“The things we hate about ourselves aren't more real than things we like about ourselves.” Ellen Goodman


Wednesday, September 8, 2010

The race-ethnicity confusion

Definitions of race and/or ethnicity are spectacularly confused and lack any kind of precision whatsoever.

The FDA in its guidance, for example, make a distinction between race and ethnicity, but allow them to be combined in a one step self declaration.

Race refers to 5 categories:
American Indian or Alaska Native, Asian, Black or African American, Native Hawaiian or Other Pacific Islander, White
Ethnicity has 2 categories, either Hispanic/Latino or not Hispanic/Latino

Such definitions do not have any scientific logic and were actually developed by the Office of Manpower and Budget.

The major problem for us is that because this guidance is used by pharmaceutical companies in drug development studies, we cannot hope to have any meaningful ethnicity data that we can use. The only data are those lumped under a generic "Asian" umbrella, which essentially denies the vast ethnic diversity in our communities.

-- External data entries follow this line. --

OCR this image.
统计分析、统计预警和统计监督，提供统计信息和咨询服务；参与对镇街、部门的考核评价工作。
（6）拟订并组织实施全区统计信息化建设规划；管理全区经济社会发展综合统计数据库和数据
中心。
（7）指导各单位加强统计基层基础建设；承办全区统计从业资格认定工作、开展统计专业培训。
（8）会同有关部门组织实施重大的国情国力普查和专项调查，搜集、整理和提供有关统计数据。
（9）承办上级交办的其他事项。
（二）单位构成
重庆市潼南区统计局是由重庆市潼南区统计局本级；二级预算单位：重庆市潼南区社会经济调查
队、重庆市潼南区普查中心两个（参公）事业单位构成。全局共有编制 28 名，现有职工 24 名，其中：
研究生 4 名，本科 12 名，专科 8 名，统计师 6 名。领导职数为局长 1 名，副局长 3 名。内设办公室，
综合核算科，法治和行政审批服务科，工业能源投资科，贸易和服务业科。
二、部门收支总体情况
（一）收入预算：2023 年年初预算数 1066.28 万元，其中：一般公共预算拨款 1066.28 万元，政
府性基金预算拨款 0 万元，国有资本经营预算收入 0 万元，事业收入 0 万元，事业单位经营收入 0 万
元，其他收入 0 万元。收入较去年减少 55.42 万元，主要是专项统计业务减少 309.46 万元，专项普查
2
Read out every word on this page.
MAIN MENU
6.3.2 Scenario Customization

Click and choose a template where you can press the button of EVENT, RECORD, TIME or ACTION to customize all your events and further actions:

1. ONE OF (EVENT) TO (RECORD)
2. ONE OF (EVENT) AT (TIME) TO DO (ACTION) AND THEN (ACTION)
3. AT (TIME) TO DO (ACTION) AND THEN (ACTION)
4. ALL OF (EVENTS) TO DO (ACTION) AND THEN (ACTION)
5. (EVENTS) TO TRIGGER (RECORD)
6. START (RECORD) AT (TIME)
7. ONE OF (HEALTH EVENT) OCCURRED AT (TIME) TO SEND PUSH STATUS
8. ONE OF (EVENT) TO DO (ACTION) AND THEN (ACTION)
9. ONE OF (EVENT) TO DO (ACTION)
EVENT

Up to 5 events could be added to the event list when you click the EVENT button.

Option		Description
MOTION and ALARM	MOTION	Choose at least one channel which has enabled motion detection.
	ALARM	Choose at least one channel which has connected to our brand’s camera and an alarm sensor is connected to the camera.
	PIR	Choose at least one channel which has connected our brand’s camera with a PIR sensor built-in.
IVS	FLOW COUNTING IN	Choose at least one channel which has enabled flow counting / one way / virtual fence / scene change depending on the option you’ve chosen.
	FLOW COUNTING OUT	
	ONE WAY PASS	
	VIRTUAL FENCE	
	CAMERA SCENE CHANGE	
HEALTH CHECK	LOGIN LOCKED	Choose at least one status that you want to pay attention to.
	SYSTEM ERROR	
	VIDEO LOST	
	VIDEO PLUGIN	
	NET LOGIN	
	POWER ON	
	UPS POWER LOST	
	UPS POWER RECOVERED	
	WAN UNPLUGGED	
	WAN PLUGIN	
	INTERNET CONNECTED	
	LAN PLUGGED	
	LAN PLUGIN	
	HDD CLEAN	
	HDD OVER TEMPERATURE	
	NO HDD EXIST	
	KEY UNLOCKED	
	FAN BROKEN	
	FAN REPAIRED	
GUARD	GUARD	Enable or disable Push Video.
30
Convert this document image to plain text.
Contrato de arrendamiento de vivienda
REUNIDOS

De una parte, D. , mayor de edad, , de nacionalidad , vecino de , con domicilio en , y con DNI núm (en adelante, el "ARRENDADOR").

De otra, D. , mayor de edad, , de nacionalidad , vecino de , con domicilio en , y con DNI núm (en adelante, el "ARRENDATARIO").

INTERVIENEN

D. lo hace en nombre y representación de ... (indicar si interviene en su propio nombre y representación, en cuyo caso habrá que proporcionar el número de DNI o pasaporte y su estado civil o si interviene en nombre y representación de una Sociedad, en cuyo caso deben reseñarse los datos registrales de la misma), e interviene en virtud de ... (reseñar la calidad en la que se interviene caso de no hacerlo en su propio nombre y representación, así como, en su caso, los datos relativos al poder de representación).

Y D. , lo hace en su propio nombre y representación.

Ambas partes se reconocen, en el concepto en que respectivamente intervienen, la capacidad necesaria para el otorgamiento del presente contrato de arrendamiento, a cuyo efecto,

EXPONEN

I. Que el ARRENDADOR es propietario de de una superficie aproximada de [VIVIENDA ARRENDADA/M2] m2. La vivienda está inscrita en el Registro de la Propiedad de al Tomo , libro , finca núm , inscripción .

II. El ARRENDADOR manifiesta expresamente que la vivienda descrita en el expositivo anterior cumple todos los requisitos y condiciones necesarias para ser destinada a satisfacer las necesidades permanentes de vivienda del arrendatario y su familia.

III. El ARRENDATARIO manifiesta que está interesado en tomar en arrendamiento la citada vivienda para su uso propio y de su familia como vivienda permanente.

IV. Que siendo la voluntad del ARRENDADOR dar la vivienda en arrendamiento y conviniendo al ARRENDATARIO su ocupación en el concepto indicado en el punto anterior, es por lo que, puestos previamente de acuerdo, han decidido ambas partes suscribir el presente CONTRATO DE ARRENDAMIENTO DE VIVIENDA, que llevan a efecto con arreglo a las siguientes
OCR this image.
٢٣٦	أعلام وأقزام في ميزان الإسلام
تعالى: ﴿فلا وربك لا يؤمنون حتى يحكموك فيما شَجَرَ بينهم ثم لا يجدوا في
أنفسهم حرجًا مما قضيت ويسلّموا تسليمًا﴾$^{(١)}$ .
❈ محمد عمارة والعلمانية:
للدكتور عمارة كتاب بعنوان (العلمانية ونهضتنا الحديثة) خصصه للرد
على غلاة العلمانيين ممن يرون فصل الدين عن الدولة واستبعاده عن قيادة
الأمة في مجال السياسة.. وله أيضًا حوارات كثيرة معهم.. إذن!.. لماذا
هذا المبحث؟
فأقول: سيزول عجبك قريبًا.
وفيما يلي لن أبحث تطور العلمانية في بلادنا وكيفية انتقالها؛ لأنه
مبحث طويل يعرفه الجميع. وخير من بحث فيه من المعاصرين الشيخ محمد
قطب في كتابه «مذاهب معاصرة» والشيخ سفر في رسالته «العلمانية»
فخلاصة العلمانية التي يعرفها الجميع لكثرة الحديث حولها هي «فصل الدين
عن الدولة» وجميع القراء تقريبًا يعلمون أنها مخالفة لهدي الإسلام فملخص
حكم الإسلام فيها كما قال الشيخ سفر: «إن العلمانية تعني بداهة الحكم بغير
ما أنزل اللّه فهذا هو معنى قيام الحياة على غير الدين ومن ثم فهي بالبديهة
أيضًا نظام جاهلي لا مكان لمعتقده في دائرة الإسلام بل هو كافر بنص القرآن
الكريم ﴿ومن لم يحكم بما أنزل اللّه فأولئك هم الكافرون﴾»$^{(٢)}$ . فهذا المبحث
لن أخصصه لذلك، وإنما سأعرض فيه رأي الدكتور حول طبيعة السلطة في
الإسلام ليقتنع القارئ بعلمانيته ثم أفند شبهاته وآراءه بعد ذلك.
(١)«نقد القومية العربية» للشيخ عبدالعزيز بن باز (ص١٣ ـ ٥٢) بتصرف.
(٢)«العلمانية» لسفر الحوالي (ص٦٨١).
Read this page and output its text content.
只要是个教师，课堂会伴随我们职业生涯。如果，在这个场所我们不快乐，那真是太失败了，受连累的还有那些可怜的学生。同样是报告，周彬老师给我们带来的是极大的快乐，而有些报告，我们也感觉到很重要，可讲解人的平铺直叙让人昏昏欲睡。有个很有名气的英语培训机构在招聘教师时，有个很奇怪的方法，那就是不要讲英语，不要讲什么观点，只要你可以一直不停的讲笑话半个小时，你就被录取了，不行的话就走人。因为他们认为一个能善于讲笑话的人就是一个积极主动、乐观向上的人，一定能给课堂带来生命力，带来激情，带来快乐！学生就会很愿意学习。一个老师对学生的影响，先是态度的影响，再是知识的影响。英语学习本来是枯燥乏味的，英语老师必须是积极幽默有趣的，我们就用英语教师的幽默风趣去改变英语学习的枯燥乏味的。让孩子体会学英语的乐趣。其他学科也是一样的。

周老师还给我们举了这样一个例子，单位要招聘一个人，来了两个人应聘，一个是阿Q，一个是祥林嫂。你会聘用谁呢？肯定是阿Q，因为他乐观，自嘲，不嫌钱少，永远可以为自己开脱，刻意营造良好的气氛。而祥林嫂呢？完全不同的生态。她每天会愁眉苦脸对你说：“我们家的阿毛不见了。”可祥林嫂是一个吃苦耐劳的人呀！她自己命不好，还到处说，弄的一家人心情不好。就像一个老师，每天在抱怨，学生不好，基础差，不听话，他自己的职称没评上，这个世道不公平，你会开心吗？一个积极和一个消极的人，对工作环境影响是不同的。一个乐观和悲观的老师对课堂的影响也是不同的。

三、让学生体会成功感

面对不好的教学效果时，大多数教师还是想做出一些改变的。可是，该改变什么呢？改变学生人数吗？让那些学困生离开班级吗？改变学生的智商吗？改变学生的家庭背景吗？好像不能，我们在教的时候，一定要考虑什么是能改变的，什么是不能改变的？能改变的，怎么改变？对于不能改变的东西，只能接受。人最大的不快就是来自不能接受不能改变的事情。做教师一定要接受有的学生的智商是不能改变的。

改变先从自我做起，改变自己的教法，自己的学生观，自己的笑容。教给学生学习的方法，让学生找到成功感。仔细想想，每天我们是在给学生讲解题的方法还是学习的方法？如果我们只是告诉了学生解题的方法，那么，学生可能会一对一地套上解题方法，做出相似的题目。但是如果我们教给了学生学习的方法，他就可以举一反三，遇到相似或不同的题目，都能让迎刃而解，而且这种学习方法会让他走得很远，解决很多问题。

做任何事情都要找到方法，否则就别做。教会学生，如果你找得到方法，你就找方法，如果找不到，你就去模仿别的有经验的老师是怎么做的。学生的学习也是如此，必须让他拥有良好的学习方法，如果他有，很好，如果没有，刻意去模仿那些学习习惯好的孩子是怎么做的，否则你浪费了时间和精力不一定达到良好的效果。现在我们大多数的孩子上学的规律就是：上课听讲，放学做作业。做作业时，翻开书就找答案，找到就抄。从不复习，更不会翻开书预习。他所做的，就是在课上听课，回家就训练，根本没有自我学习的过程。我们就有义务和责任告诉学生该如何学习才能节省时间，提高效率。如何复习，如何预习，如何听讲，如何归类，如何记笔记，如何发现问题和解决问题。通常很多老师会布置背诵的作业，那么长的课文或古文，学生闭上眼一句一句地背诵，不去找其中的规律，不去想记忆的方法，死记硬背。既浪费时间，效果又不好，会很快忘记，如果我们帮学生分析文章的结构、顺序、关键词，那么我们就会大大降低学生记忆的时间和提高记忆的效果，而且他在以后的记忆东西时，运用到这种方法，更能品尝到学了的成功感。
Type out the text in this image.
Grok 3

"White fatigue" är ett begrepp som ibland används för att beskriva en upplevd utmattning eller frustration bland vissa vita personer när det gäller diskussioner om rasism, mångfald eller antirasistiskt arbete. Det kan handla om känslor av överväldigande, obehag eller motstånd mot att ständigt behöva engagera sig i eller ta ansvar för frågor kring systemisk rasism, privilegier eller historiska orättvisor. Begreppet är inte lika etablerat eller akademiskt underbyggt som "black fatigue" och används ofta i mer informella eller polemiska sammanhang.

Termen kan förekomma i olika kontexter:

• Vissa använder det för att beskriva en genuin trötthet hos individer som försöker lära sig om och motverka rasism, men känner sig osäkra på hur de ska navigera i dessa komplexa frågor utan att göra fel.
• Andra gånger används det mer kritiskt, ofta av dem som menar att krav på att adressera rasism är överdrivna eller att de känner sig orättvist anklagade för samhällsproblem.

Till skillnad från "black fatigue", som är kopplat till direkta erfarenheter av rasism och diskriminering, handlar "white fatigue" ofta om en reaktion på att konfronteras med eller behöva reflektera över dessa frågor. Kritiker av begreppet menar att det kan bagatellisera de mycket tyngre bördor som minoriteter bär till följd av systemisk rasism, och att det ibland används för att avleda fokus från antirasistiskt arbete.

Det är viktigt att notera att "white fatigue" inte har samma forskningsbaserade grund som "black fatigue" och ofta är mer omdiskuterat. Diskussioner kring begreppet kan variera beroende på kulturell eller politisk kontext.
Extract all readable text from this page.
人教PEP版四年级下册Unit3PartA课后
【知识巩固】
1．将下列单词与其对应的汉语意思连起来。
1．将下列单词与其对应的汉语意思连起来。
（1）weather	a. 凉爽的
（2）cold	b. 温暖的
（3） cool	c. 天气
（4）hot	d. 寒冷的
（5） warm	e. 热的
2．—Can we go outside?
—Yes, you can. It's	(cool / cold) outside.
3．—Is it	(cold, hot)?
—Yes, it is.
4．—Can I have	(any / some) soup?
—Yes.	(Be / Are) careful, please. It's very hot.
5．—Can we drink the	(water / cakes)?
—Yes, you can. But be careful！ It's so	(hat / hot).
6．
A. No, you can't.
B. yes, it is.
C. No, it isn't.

Singapore is not any wiser and contributes to the confusion by ambiguously mixing ideas of race, ethnicity and even language into the definition. We identify 4 major categories from census definitions: Chinese, Malay, Indians and Others. The categories of Chinese, Malays and Indians are defined using fairly circuitous logic about origins which also incorporates language/dialectual characteristics. To make matters worse, race/ethnicity based medical studies often rely heavily on hospital records which for citizens are almost entirely based on recorded information from the National Registration Identification Cards. The information here do not use the same definitions as the census, but are almost completely self declarations according to self perceptions.